NE BEKLİYORUZ HAYATTAN?
Evet çok şey bekliyoruz hayattan. Hem de çaba göstermeden, hiçbir şey vermeden, üzülmeden, sabır göstermeden, yorulmadan… Bu hayalle yaşıyor ve işin ilginci bu hayalin gerçekleşeceğine inanıyoruz. Bu gün olmadı, yarın olur, öbür gün olur diye bekleyip duruyoruz. Önceleri bu inanış bize çok hoş geliyor.
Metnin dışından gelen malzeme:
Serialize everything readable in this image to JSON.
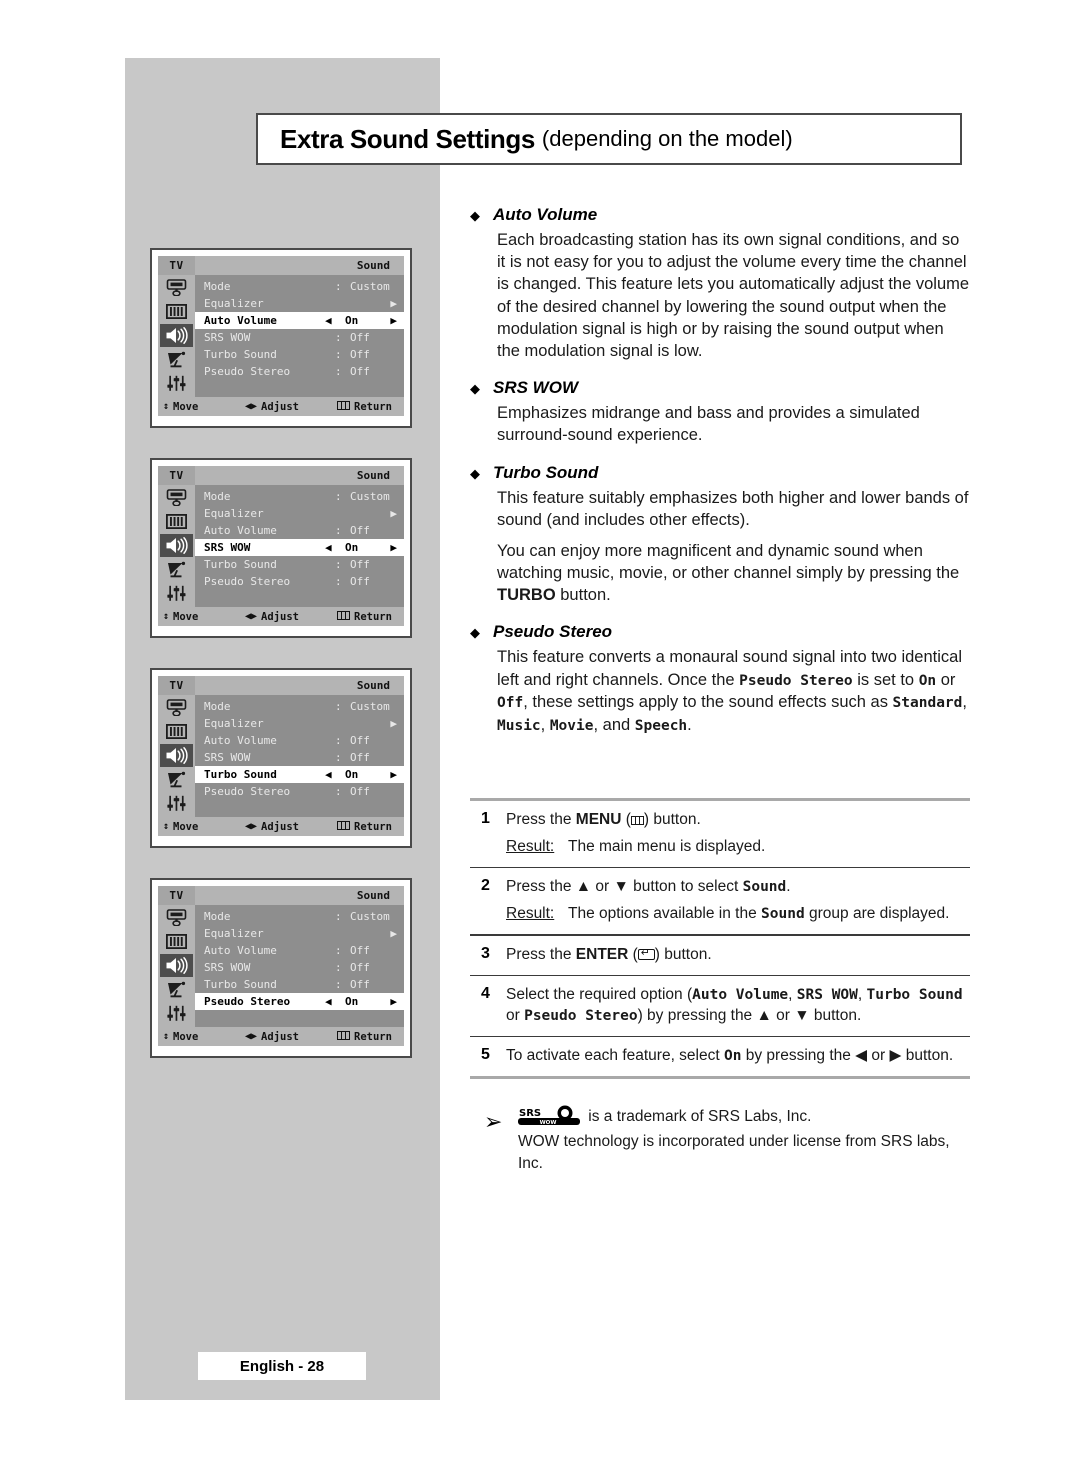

Niçin hoş gelmesin ki çaba yok, yorulma yok, sıkıntı yok… Kolaylıkla elde ettiğimiz şeyler çok hoşumuza gider zaten. Ama bir dakika düşünün, hayatta ne kadar şeyi kolaylıkla elde ediyoruz. Çoğunlukla sadece elde edeceğimizi sanıyor ve düşüncesi ile mutlu olmaya çalışıyoruz.
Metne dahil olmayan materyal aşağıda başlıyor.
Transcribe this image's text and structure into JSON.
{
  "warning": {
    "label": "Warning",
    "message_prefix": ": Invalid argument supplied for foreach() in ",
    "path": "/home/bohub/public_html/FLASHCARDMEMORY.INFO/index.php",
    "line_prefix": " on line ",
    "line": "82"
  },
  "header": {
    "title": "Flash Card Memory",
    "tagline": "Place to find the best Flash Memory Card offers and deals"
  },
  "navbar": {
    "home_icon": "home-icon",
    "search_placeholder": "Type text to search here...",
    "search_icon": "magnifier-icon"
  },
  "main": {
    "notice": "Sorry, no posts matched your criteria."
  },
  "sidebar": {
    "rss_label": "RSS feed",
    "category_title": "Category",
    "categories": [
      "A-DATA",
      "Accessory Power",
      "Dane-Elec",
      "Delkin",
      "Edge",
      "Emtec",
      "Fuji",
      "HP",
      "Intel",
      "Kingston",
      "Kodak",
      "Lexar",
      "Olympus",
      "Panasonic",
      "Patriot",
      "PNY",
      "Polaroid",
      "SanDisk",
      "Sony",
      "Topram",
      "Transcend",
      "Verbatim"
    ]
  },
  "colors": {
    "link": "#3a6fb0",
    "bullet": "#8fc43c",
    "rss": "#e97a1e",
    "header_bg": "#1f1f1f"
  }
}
Bu mutluluk ne kadar sürebilir ki? Pek uzun olmasa gerek. Gerçeklerin, hayalleri ayakları altına alıncaya kadar. Artık hayaller yerle bir olmuş, gerçekler tüm acımasızlığı ile karşımıza çıkmıştır. Şimdi ne yapacağız? Yapacak fazla bir şey yok, gerçeklerle yüzleşme zamanı. Fakat bu yüzleşme hayal aleminde olduğu gibi kolay, sıkıntısız ve mutluluk verici değil. Aksine sıkıntılı, huzursuzluk verici, yorucu, can yakacı bir süreç.
Toblo biraz karamsar oldu. Ama gerçekler bu. Bu durumdan nasıl kurtulacağız? Nasıl bir yol izleyeceğiz? Hayal aleminde yaşamak geçici bir mutluluk sağlarken, gerçeklerle beraber yaşamak ve sorunları çözmek gerçek bir mutluluk sağlayacaktır. Kişinin problemlerini üzerine gitmesi, emek harcaması, yorulması, duygusal yükünü üzerinde hissetmesi ve çözüme ulaşması önemli kazanımlar sağlayacaktır.
Öncelikle kendimize olan güvenimiz artmaya başlayacaktır. Ben sorunlarımı çözebiliyorum, bu güce sahibim fikri gelişmeye başlar. Güven arttıkça problem çözme gücümüz de artar. Emek harcayıp çözüme ve amaca ulaşmanın verdiği haz tartışılmazdır. Gerçek olan mutluluk budur işte. Bu mutluluk balon gibi patlayıp yok olan bir mutluluk değil, emekle yoğrulmuş kanlı ve canlı mutluluktur.